Biri çok saldırgan ve sert çıkışları olurken diğerinin sakin ve gülümseyerek hareket etmesi olanaklıdır. Bu karşıdakini sinirlendirse bile fark görülür.
Azim bir öneri ve iyilik telkini iken, hırs bir içgüdüdür.
Hırs önlenemez, ama azim törpülenebilir. Hırs yok olmayı da beraberinde getiren bir potansiyele sahiptir, azim ise en fazla iç burukluğu ve hüsran içerir.
Arslan ile yılan.
Boğa yılanı ya da Piton fark etmez, yılanlar avlarını parçalamaz tümüyle yutar ama aylarca sindirir, kış uykusuna da o yüzden yatar, hiç aç kalmaz.

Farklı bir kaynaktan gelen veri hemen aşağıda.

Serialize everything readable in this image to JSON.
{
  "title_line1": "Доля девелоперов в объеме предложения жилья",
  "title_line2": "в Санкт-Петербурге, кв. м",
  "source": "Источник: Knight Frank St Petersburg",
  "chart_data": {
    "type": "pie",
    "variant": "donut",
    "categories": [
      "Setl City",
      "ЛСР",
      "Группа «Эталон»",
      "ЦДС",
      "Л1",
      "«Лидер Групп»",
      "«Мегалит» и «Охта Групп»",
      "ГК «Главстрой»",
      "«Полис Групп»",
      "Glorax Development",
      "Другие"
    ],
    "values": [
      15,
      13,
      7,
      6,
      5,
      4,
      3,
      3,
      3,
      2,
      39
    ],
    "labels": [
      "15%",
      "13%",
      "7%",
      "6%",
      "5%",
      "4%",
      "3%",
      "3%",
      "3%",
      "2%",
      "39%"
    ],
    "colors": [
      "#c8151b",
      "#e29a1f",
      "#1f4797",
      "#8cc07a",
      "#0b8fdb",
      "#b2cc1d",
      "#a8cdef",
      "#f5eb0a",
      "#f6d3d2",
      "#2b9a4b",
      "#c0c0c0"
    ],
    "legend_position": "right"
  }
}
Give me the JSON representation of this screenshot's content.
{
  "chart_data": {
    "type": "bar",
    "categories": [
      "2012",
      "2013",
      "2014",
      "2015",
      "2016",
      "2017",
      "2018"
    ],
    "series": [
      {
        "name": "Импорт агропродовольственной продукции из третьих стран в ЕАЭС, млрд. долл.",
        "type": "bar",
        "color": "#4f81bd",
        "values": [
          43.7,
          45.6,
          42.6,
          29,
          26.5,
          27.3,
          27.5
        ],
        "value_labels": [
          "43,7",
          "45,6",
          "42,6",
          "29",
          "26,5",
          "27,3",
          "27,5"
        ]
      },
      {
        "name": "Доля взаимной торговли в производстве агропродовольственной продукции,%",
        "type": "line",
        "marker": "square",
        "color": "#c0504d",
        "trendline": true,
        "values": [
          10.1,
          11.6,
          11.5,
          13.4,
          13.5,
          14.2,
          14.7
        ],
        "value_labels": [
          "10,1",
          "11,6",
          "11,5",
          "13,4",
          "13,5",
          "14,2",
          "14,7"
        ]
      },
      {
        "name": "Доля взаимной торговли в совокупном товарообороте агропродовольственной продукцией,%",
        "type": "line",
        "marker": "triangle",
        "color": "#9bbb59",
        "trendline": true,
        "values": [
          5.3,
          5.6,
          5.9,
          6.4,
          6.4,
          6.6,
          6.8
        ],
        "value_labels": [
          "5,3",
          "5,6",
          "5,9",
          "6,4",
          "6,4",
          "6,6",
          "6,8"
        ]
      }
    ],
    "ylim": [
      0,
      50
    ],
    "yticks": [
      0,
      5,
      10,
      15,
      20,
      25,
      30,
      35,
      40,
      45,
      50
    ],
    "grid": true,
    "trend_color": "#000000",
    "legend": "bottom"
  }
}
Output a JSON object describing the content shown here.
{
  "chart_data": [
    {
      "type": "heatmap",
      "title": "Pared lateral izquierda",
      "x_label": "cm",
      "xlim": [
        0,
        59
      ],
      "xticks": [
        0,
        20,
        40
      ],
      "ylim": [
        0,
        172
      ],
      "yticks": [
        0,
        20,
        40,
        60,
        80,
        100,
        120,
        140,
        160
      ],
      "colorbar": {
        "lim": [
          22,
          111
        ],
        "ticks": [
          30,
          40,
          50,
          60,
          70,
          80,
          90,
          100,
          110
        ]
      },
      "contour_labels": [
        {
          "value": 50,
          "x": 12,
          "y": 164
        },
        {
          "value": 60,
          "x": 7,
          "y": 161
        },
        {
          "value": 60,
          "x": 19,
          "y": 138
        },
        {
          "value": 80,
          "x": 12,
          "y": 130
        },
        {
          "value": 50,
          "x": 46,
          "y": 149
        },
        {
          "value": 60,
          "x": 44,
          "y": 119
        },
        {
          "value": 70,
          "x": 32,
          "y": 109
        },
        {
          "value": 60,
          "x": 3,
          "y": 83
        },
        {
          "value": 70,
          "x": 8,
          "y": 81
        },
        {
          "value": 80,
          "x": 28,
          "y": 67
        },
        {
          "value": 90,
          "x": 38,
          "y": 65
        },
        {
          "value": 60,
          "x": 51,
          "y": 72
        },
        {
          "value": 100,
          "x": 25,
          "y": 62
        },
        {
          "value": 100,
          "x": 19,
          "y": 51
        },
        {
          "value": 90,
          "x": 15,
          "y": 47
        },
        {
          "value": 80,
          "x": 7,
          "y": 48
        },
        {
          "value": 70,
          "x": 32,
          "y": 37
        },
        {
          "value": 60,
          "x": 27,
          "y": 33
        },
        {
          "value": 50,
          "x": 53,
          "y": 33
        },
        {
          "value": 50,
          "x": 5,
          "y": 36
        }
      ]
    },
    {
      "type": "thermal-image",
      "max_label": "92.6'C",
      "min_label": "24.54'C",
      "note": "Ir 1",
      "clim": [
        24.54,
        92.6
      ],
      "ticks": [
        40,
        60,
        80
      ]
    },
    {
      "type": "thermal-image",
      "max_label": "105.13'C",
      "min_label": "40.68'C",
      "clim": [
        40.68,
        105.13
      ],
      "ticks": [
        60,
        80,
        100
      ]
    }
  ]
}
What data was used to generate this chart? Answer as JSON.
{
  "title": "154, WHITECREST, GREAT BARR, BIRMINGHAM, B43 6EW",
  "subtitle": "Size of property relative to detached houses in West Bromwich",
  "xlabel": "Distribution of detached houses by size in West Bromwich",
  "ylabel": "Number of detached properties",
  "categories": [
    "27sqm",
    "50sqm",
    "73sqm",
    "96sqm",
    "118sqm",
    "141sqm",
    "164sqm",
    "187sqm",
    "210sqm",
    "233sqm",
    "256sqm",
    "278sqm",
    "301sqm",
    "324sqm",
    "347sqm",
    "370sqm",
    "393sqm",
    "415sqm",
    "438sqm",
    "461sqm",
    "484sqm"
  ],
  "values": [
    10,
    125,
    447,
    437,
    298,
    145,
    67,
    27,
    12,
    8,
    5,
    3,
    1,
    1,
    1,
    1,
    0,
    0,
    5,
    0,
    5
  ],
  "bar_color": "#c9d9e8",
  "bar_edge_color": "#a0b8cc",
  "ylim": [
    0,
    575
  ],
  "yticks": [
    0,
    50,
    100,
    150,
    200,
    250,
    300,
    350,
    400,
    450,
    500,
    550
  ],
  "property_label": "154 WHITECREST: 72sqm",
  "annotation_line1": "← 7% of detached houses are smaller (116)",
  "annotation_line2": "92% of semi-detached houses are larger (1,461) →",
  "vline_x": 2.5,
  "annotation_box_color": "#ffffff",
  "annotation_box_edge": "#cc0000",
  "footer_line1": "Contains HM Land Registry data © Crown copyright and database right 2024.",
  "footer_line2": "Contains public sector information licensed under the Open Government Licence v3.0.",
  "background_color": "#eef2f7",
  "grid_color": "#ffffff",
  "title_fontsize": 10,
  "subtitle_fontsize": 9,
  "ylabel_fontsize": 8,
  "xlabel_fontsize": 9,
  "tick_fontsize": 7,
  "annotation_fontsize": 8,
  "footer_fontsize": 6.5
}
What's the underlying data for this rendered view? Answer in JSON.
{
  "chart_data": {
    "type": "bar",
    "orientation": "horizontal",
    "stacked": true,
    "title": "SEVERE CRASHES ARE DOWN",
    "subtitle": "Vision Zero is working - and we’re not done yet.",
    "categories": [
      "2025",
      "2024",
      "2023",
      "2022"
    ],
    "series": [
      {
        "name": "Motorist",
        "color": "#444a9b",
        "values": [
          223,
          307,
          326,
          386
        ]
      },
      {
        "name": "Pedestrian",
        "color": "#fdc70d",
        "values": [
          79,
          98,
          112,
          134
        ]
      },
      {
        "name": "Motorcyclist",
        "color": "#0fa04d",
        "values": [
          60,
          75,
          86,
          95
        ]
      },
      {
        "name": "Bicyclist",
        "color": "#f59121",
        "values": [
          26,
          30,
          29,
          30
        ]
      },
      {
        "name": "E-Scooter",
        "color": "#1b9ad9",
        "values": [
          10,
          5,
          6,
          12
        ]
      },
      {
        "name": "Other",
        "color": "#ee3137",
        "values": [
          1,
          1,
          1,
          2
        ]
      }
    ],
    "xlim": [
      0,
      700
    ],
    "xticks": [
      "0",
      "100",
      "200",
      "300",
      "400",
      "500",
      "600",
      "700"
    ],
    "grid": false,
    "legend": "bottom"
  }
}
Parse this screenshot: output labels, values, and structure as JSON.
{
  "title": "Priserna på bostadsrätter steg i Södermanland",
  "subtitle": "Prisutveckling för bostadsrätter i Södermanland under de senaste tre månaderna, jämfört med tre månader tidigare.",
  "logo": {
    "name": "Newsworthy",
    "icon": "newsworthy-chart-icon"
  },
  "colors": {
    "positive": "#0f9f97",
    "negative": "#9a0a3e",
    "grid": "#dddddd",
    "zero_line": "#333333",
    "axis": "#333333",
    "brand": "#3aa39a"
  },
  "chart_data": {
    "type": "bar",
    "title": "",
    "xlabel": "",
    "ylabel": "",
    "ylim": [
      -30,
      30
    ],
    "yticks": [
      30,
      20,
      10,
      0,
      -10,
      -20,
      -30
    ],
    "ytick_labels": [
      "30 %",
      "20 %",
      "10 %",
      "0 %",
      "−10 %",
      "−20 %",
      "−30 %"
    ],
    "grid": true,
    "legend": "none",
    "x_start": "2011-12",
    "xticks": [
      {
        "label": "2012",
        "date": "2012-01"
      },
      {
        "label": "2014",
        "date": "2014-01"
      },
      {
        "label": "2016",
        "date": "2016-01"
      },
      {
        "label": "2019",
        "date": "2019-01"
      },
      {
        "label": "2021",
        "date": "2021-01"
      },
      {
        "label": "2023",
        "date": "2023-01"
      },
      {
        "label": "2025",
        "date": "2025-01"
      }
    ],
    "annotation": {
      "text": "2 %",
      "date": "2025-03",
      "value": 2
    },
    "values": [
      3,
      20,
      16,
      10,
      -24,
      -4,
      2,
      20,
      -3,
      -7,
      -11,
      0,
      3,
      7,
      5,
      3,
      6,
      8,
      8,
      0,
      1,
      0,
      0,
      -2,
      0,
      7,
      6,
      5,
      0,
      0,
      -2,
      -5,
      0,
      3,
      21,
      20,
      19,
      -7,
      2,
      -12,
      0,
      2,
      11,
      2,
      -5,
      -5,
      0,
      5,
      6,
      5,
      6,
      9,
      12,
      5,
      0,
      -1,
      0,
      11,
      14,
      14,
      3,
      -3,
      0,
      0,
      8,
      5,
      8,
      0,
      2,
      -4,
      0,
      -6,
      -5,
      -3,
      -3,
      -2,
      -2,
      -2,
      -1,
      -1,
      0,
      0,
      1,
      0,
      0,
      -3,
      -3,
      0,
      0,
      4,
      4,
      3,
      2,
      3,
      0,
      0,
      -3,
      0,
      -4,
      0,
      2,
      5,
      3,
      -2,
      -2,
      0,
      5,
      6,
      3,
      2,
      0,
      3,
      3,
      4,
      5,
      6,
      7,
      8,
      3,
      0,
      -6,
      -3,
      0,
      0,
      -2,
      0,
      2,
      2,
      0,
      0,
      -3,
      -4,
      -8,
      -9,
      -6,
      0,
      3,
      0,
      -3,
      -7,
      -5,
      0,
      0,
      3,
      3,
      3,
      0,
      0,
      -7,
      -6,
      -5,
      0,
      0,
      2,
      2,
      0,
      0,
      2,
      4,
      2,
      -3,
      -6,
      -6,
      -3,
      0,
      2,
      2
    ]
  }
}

Aslan ise canı tezdir hemen parçalar avını ve kısa sürede yer bitirir. Sonuçta ikisi de ölür ama yavaş yavaş sindirerek avını yemek ile hızlıca silip süpürmek arasında büyük fark vardır. Parçalayarak bir çırpıda yiyenler az yaşar, sindirerek yiyenler ise uzun yaşarlar.
Evet, dünya’da ve Türkiye’de önplanda görülenleri bir de bu açıdan değerlendirelim. Değerlendirelim de, ne yaptıkları neler yapacaklarını daha doğru ve gerçekçi bir şekilde yorumlayabilelim!
Böylece amacı için her şeyi mübah gören kimliksiz ve kişiliksiz işbirlikçileri daha iyi anlarız.
Günün Sözü: Bilgili sakin insanın, güven veren kişiliği olduğunu unutma.